Press Release
The word distrait [distracted] is joined to the word strates [strata].
The former refers to a state of mind receptive to disruptions unappropriate to the requirements of attention, creeping into the interstices that connect the continuity of our actions, our gestures, our thoughts.
The latter evokes superposed layers as can be described for instance in geology, botany or sociology.
The combination of the two words corresponds to what I'm currently concerned with in my artistic work.
Through my practice as a scupltor, since the 1980s, I've been trying to build bridges between the space, the void and the perception our body and mind develop through daily use. The shapes emerging from the studio research do not exceed human scale and are multifarious, as I sometimes work only with industrial materials, and sometimes with objects that fill our environment.

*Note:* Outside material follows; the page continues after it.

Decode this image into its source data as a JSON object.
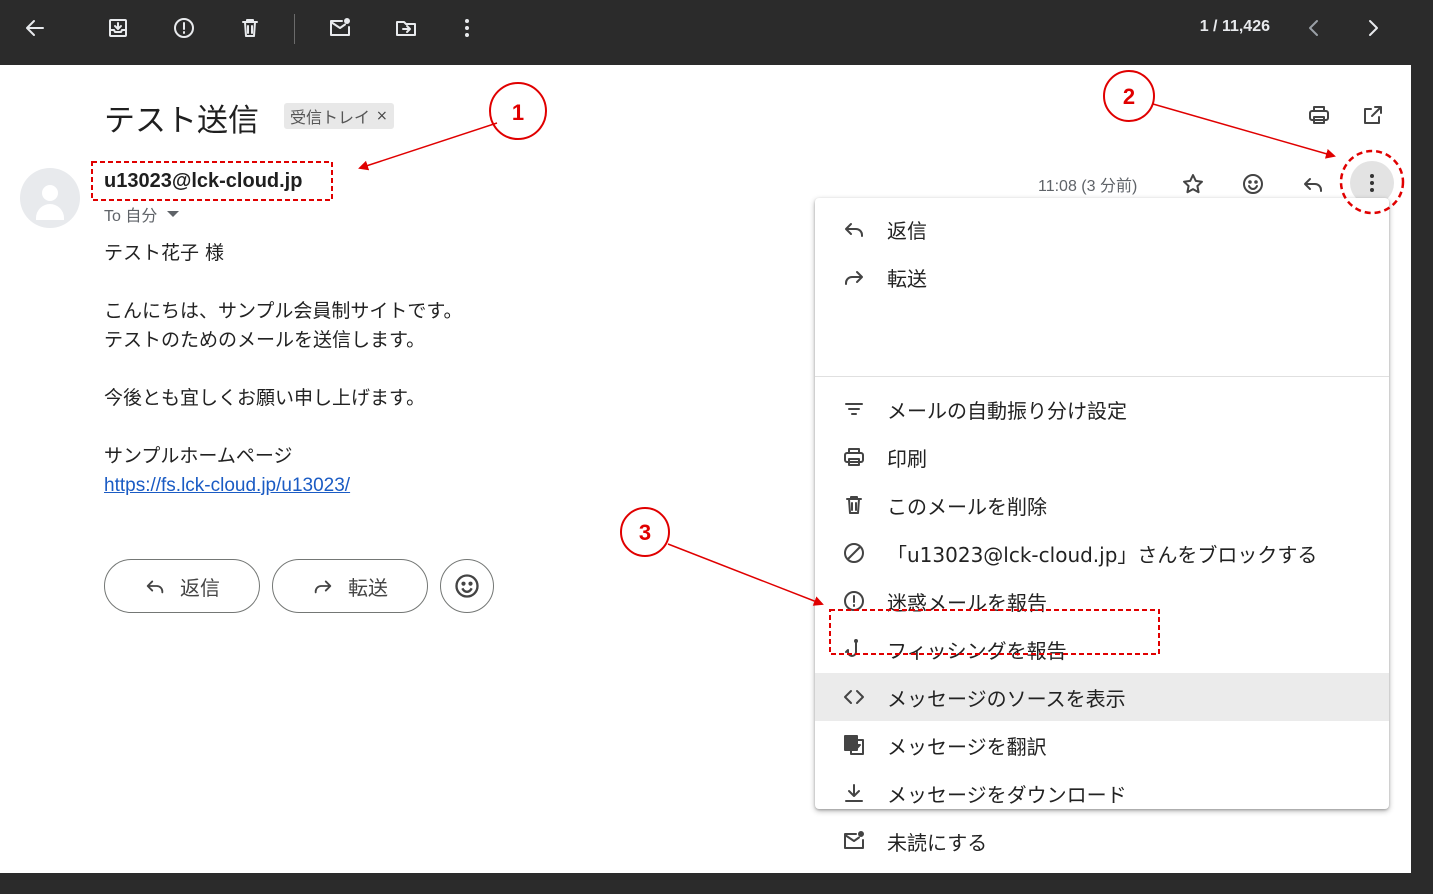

For a long time, I've also been carrying out research related to various situations of the public space. They open up new dimensions for me, as well as new opportunities to work both with creators who are active in other fields or professions and with users who live in and experience those various contexts.
The word distrates, in the plural, suggests that the thickness of the strata is made of a disruption that one can make out, but not clearly perceive. Its purpose is to extend the meaning and one's awareness of what is actually perceived to what is behind, underneath — to what creeps into the folds of what is here and needs time to be perceived or construed.
The required attention to the world, conveyed by a floating awareness.